Gutes aus dem Baumarkt. Heute im Angebot: Gute Beine

Maden. „Los, komm!“ ruft die Gattin, „wir rudern vom Lottofelsen über den Butterrand auf die Marmeladenseite! Etwas Besseres als den Tod finden wir allemal! Dort in der süßen Pampe siedeln wir auf den Toast-Inseln, tanzen Seniorentango, bis der Notdienst kommt und fühlen uns wie Fliegen im Speck!“ – „Maden“, sage ich, „es heißt MADEN im Speck.“ – „Du bist ein alter, miesepetrigerr Spielverderber“, sagt die Gattin.
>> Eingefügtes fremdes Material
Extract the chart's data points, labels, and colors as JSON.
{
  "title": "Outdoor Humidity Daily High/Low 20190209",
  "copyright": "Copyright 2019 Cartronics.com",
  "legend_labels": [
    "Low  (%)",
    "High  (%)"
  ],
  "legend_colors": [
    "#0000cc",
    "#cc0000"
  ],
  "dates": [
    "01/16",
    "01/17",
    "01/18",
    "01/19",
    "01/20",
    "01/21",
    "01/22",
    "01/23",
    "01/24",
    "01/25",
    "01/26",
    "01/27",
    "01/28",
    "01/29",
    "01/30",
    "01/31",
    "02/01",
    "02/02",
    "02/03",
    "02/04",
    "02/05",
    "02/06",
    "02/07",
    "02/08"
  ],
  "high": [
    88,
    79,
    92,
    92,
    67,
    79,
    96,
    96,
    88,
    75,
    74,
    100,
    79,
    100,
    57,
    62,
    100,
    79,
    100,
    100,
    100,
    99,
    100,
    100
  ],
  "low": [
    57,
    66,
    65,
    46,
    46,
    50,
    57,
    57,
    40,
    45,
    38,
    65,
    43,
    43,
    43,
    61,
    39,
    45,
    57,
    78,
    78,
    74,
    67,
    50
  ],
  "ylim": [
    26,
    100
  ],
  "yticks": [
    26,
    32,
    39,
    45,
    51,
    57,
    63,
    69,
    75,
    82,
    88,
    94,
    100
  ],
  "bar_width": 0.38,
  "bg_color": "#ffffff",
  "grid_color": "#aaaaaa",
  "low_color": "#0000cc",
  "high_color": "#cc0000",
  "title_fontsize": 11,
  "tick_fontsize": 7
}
Wir müssen uns halt erst wieder zusammenraufen.  Aber es heißt doch „Maden“, oder? – Oha, Waldorf und Stattner wollen zusammen ziehen. „Die Idee gefällt mir“, sagt Waldorf, und Stattner entgegnet: „Kein Wunder, Dir hat ja auch der zweite Weltkrieg gefallen“ – Soweit würde ich zwar nicht gehen, aber Umzüge sind einfach ein Horror. Gelernte Philosophen haben allerlei erstaunliche Kompetenzen erworben: Die Handhabung von Akku-Schraubern, die Formulierung von Kreditanträgen oder das hiebfeste Meistern der Stichsäge gehören nicht dazu.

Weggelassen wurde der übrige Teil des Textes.